CARBON OF CONVENIENCE AND ACCOUNTING TRANSPARENCY: CHALLENGES FOR THE FUTURE OF CLIMATE POLICY
Aaron Strong
Assistant Professor of Marine Policy, University of Maine
Climate Change Institute Lecture Series
Friday, January 27, 2017 at 2 PM
138 Sawyer Conference Room
Abstract: As humanity has entered the Anthropocene, the challenges posed by rapid anthropogenic global change have resulted in the emergence of new governance approaches for managing the disruption of the carbon cycle, from carbon and sustainability accounting to the valuation of ecosystem carbon storage in decision-making. Institutionally, the construction of these approaches is taking place globally across scales, from the creation of a new international climate regime in the wake of the Paris Agreement, to the federal government’s greenhouse gas accounting practices, to states and local municipalities engaged in planning for the impacts of climate change.
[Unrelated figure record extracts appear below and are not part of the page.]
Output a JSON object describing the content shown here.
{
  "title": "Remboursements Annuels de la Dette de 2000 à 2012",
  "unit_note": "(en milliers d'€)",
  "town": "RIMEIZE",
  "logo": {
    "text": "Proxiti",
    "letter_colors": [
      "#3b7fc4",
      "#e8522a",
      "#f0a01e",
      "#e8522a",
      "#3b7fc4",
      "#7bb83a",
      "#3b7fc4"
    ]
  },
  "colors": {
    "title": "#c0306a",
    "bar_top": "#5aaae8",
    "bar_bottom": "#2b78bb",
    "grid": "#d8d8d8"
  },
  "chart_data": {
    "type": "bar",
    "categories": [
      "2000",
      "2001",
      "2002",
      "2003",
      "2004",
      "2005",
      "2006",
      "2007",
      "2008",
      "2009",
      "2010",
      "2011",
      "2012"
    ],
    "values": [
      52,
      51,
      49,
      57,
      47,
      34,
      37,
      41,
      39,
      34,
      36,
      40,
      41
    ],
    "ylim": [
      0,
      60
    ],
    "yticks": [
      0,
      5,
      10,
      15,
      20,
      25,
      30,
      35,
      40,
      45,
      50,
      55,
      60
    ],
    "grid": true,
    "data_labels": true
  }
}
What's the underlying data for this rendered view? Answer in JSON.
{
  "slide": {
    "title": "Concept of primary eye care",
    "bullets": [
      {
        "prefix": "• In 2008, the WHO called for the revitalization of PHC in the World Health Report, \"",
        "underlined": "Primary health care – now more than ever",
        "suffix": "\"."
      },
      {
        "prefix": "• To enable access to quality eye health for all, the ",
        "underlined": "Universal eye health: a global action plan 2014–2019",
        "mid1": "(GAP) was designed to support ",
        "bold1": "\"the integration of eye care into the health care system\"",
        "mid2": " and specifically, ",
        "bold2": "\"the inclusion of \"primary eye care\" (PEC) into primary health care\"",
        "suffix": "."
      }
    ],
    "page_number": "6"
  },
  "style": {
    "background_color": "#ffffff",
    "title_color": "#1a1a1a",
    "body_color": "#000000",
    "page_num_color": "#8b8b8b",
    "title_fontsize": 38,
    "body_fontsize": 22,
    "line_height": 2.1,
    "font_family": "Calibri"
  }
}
Yet our understanding of what makes such new governance approaches successful and what kinds of scientific information are needed to inform them is still nascent, and the implications of approaches to carbon accounting and ecological valuation for environmental justice are only just being assessed. In this talk, I first assess the current treatment of carbon cycle science in federal environmental impact statements. Based on the empirical analysis of thousands of policy documents, I argue that our current agency environmental management practices have made normative an approach to ecosystem carbon that invokes implicit offsetting — something I term carbon of convenience. Second, I analyze the evolution of carbon accounting in the international climate policy regime, with an eye toward future challenges in the implementation of the Paris Agreement. At the core of the challenges highlighted in these two case studies is a central focus on the ways in which climate change science information and climate change feedbacks are incorporated into both new and existing governance frameworks, through both top-down and bottom-up approaches.